Finlander appeared to flinch slightly at the word “madness,” but his head rocked in one firm negative motion. “I am sorry, sir. I can’t break off yet. And for your information, it isn’t a question of one or the other. Everything is firmly in control aboard my ship.”
Lieutenant Commander Porter shocked himself by suddenly blurting out: “I respectfully disagree, Captain, sir” and brought upon himself the explosion he had expected to be directed against the German officer.
“Damn you, Porter!” Finlander shouted, his face a livid mask as he wheeled on the surgeon. “Who invited you to partake in this discussion? Get out!”

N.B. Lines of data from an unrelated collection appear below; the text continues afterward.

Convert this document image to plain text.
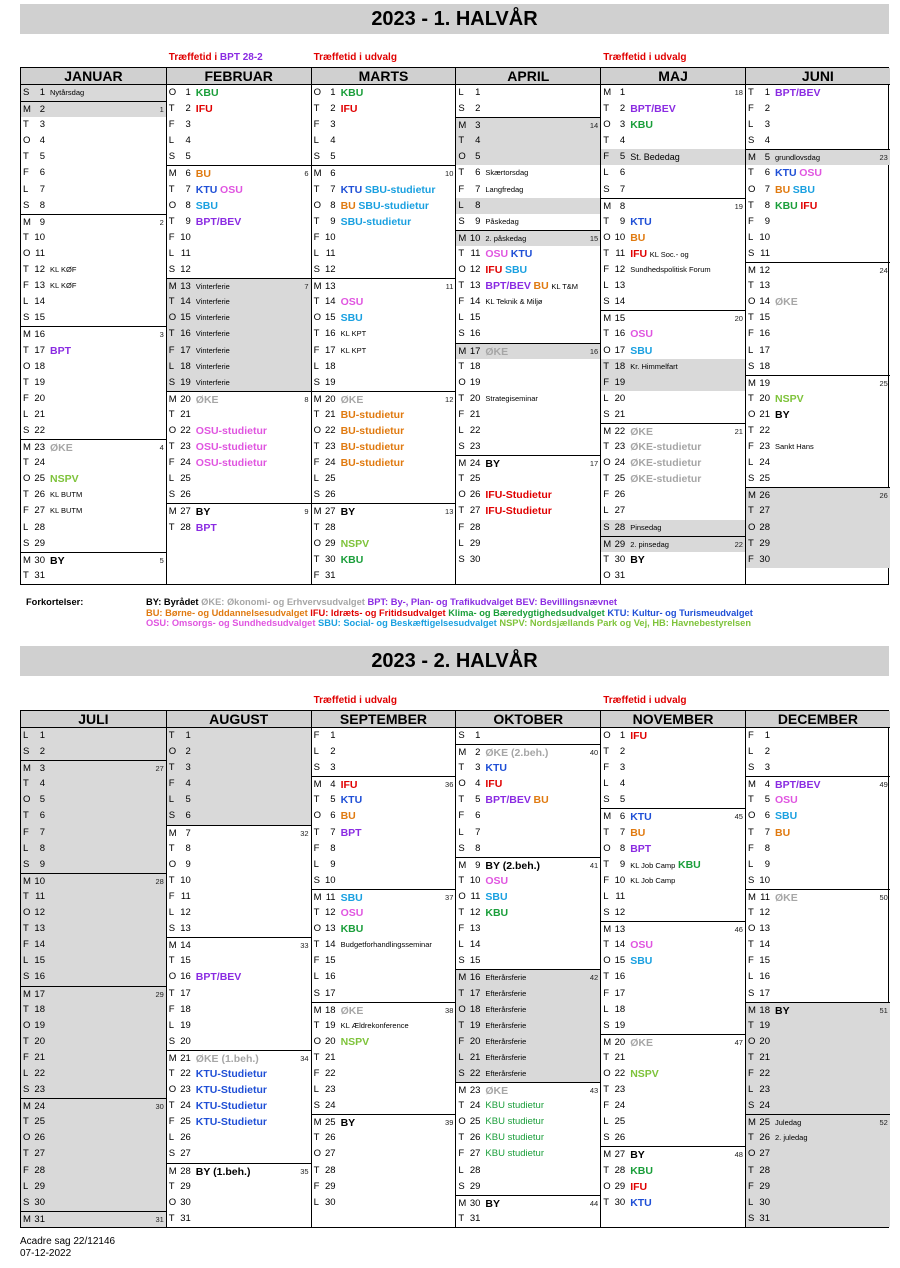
2023 - 1. HALVÅR
Træffetid i BPT 28-2	Træffetid i udvalg	Træffetid i udvalg
JANUAR
S	1 Nytårsdag
M 2	1
T	3
O 4
T	5
F	6
L	7
S	8
M 9	2
T 10
O 11
T 12 KL KØF
F 13 KL KØF
L 14
S 15
M 16	3
T 17 BPT
O 18
T 19
F 20
L 21
S 22
M 23 ØKE	4
T 24
O 25 NSPV
T 26 KL BUTM
F 27 KL BUTM
L 28
S 29
M 30 BY	5
T 31
FEBRUAR
O 1 KBU
T	2 IFU
F	3
L	4
S	5
M 6 BU	6
T	7 KTU OSU
O 8 SBU
T	9 BPT/BEV
F 10
L 11
S 12
M 13 Vinterferie	7
T 14 Vinterferie
O 15 Vinterferie
T 16 Vinterferie
F 17 Vinterferie
L 18 Vinterferie
S 19 Vinterferie
M 20 ØKE	8
T 21
O 22 OSU-studietur
T 23 OSU-studietur
F 24 OSU-studietur
L 25
S 26
M 27 BY	9
T 28 BPT
MARTS
O 1 KBU
T	2 IFU
F	3
L	4
S	5
M 6	10
T	7 KTU SBU-studietur
O 8 BU SBU-studietur
T	9 SBU-studietur
F 10
L 11
S 12
M 13	11
T 14 OSU
O 15 SBU
T 16 KL KPT
F 17 KL KPT
L 18
S 19
M 20 ØKE	12
T 21 BU-studietur
O 22 BU-studietur
T 23 BU-studietur
F 24 BU-studietur
L 25
S 26
M 27 BY	13
T 28
O 29 NSPV
T 30 KBU
F 31
APRIL
L	1
S	2
M 3	14
T	4
O 5
T	6 Skærtorsdag
F	7 Langfredag
L	8
S	9 Påskedag
M 10 2. påskedag	15
T 11 OSU KTU
O 12 IFU SBU
T 13 BPT/BEV BU KL T&M
F 14 KL Teknik & Miljø
L 15
S 16
M 17 ØKE	16
T 18
O 19
T 20 Strategiseminar
F 21
L 22
S 23
M 24 BY	17
T 25
O 26 IFU-Studietur
T 27 IFU-Studietur
F 28
L 29
S 30
MAJ
M 1	18
T	2 BPT/BEV
O 3 KBU
T	4
F	5 St. Bededag
L	6
S	7
M 8	19
T	9 KTU
O 10 BU
T 11 IFU KL Soc.- og
F 12 Sundhedspolitisk Forum
L 13
S 14
M 15	20
T 16 OSU
O 17 SBU
T 18 Kr. Himmelfart
F 19
L 20
S 21
M 22 ØKE	21
T 23 ØKE-studietur
O 24 ØKE-studietur
T 25 ØKE-studietur
F 26
L 27
S 28 Pinsedag
M 29 2. pinsedag	22
T 30 BY
O 31
JUNI
T	1 BPT/BEV
F	2
L	3
S	4
M 5 grundlovsdag	23
T	6 KTU OSU
O 7 BU SBU
T	8 KBU IFU
F	9
L 10
S 11
M 12	24
T 13
O 14 ØKE
T 15
F 16
L 17
S 18
M 19	25
T 20 NSPV
O 21 BY
T 22
F 23 Sankt Hans
L 24
S 25
M 26	26
T 27
O 28
T 29
F 30
Forkortelser:	BY: Byrådet ØKE: Økonomi- og Erhvervsudvalget BPT: By-, Plan- og Trafikudvalget BEV: Bevillingsnævnet
BU: Børne- og Uddannelsesudvalget IFU: Idræts- og Fritidsudvalget Klima- og Bæredygtighedsudvalget KTU: Kultur- og Turismeudvalget
OSU: Omsorgs- og Sundhedsudvalget SBU: Social- og Beskæftigelsesudvalget NSPV: Nordsjællands Park og Vej, HB: Havnebestyrelsen
2023 - 2. HALVÅR
Træffetid i udvalg	Træffetid i udvalg
JULI
L	1
S	2
M 3	27
T	4
O 5
T	6
F	7
L	8
S	9
M 10	28
T 11
O 12
T 13
F 14
L 15
S 16
M 17	29
T 18
O 19
T 20
F 21
L 22
S 23
M 24	30
T 25
O 26
T 27
F 28
L 29
S 30
M 31	31
AUGUST
T	1
O 2
T	3
F	4
L	5
S	6
M 7	32
T	8
O 9
T 10
F 11
L 12
S 13
M 14	33
T 15
O 16 BPT/BEV
T 17
F 18
L 19
S 20
M 21 ØKE (1.beh.)	34
T 22 KTU-Studietur
O 23 KTU-Studietur
T 24 KTU-Studietur
F 25 KTU-Studietur
L 26
S 27
M 28 BY (1.beh.)	35
T 29
O 30
T 31
SEPTEMBER
F	1
L	2
S	3
M 4 IFU	36
T	5 KTU
O 6 BU
T	7 BPT
F	8
L	9
S 10
M 11 SBU	37
T 12 OSU
O 13 KBU
T 14 Budgetforhandlingsseminar
F 15
L 16
S 17
M 18 ØKE	38
T 19 KL Ældrekonference
O 20 NSPV
T 21
F 22
L 23
S 24
M 25 BY	39
T 26
O 27
T 28
F 29
L 30
OKTOBER
S	1
M 2 ØKE (2.beh.)	40
T	3 KTU
O 4 IFU
T	5 BPT/BEV BU
F	6
L	7
S	8
M 9 BY (2.beh.)	41
T 10 OSU
O 11 SBU
T 12 KBU
F 13
L 14
S 15
M 16 Efterårsferie	42
T 17 Efterårsferie
O 18 Efterårsferie
T 19 Efterårsferie
F 20 Efterårsferie
L 21 Efterårsferie
S 22 Efterårsferie
M 23 ØKE	43
T 24 KBU studietur
O 25 KBU studietur
T 26 KBU studietur
F 27 KBU studietur
L 28
S 29
M 30 BY	44
T 31
NOVEMBER
O 1 IFU
T	2
F	3
L	4
S	5
M 6 KTU	45
T	7 BU
O 8 BPT
T	9 KL Job Camp KBU
F 10 KL Job Camp
L 11
S 12
M 13	46
T 14 OSU
O 15 SBU
T 16
F 17
L 18
S 19
M 20 ØKE	47
T 21
O 22 NSPV
T 23
F 24
L 25
S 26
M 27 BY	48
T 28 KBU
O 29 IFU
T 30 KTU
DECEMBER
F	1
L	2
S	3
M 4 BPT/BEV	49
T	5 OSU
O 6 SBU
T	7 BU
F	8
L	9
S 10
M 11 ØKE	50
T 12
O 13
T 14
F 15
L 16
S 17
M 18 BY	51
T 19
O 20
T 21
F 22
L 23
S 24
M 25 Juledag	52
T 26 2. juledag
O 27
T 28
F 29
L 30
S 31
Acadre sag 22/12146
07-12-2022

As if she were echoing her commander’s fury, the Bedford slammed into a wave and leaped through a hurricane of spray before wildly pitching into the next trough. Porter collided heavily with Schrepke, who had to steady him and then kept a surprisingly hard grip on his arm after the destroyer recovered herself. The surgeon wanted to flee the bridge and Finlander’s wrath, but found himself held back by the German.
“Please stay,” Schrepke said with a commanding insistence. “I do believe a medical opinion may be in order here.”

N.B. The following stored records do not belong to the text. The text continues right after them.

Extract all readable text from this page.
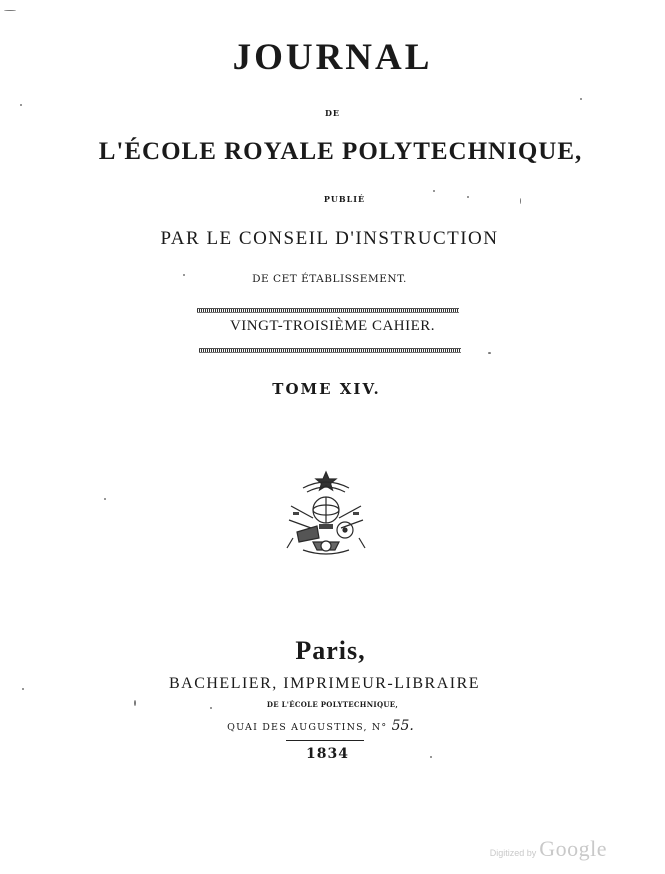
JOURNAL
DE
L'ÉCOLE ROYALE POLYTECHNIQUE,
PUBLIÉ
PAR LE CONSEIL D'INSTRUCTION
DE CET ÉTABLISSEMENT.
VINGT-TROISIÈME CAHIER.
TOME XIV.
Paris,
BACHELIER, IMPRIMEUR-LIBRAIRE
DE L'ÉCOLE POLYTECHNIQUE,
QUAI DES AUGUSTINS, N° 55.
1834
Digitized by Google
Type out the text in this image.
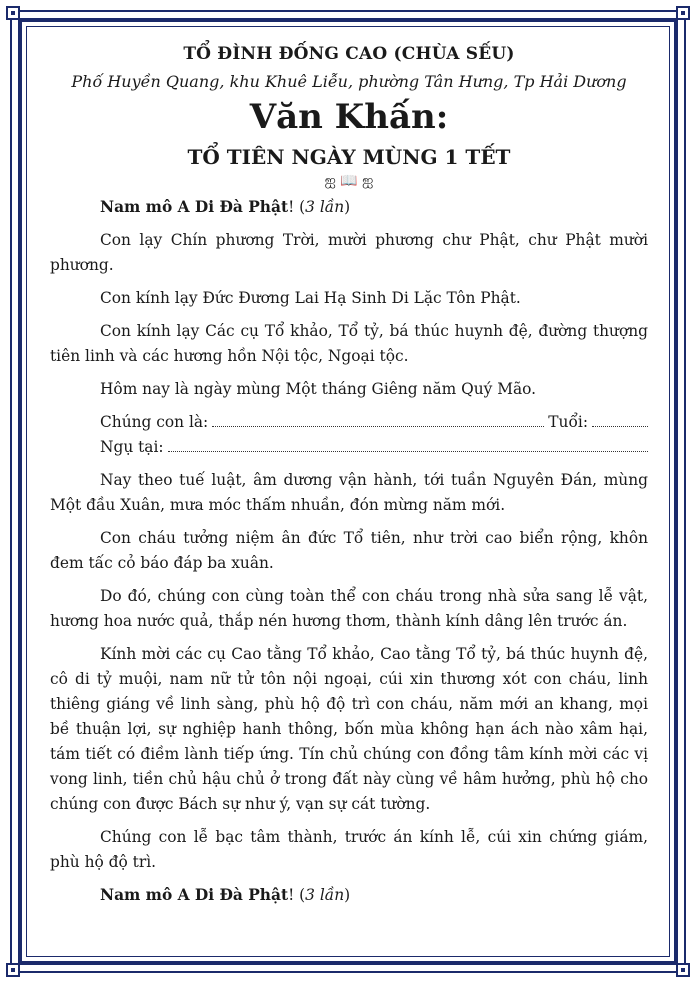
TỔ ĐÌNH ĐỐNG CAO (CHÙA SẾU)

Phố Huyền Quang, khu Khuê Liễu, phường Tân Hưng, Tp Hải Dương

Văn Khấn:

TỔ TIÊN NGÀY MÙNG 1 TẾT

ஐ 📖 ஐ

Nam mô A Di Đà Phật! (3 lần)

Con lạy Chín phương Trời, mười phương chư Phật, chư Phật mười phương.

Con kính lạy Đức Đương Lai Hạ Sinh Di Lặc Tôn Phật.

Con kính lạy Các cụ Tổ khảo, Tổ tỷ, bá thúc huynh đệ, đường thượng tiên linh và các hương hồn Nội tộc, Ngoại tộc.

Hôm nay là ngày mùng Một tháng Giêng năm Quý Mão.

Chúng con là:	Tuổi:
Ngụ tại:

Nay theo tuế luật, âm dương vận hành, tới tuần Nguyên Đán, mùng Một đầu Xuân, mưa móc thấm nhuần, đón mừng năm mới.

Con cháu tưởng niệm ân đức Tổ tiên, như trời cao biển rộng, khôn đem tấc cỏ báo đáp ba xuân.

Do đó, chúng con cùng toàn thể con cháu trong nhà sửa sang lễ vật, hương hoa nước quả, thắp nén hương thơm, thành kính dâng lên trước án.

Kính mời các cụ Cao tằng Tổ khảo, Cao tằng Tổ tỷ, bá thúc huynh đệ, cô di tỷ muội, nam nữ tử tôn nội ngoại, cúi xin thương xót con cháu, linh thiêng giáng về linh sàng, phù hộ độ trì con cháu, năm mới an khang, mọi bề thuận lợi, sự nghiệp hanh thông, bốn mùa không hạn ách nào xâm hại, tám tiết có điềm lành tiếp ứng. Tín chủ chúng con đồng tâm kính mời các vị vong linh, tiền chủ hậu chủ ở trong đất này cùng về hâm hưởng, phù hộ cho chúng con được Bách sự như ý, vạn sự cát tường.

Chúng con lễ bạc tâm thành, trước án kính lễ, cúi xin chứng giám, phù hộ độ trì.

Nam mô A Di Đà Phật! (3 lần)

“What are you insinuating, sir?” Finlander yelled, his voice ringing above the roar of the destroyer’s thrusting through the sea. His eyes were no longer slits, but wide and bulging; the wiry eyebrows no longer formed a solid bristle across the bridge of his nose, but had broken adrift among the anguished furrows of his forehead. Lieutenant Commander Porter yanked himself free of Schrepke’s grip and recoiled backward. This, then, was the explosion he had feared, but far more horrible than he had ever dreamed. “What sort of medical opinion?” the captain screamed, completely beside himself. “Out with it! You want to throw a bunch of catch-all psychiatric accusations at me you’ve picked up from Hirschfeld? All right! But spit them out right here and now. Say I’ve brainwashed my crew and turned them into a bunch of schizos. Then tell them and let them laugh you off my ship.”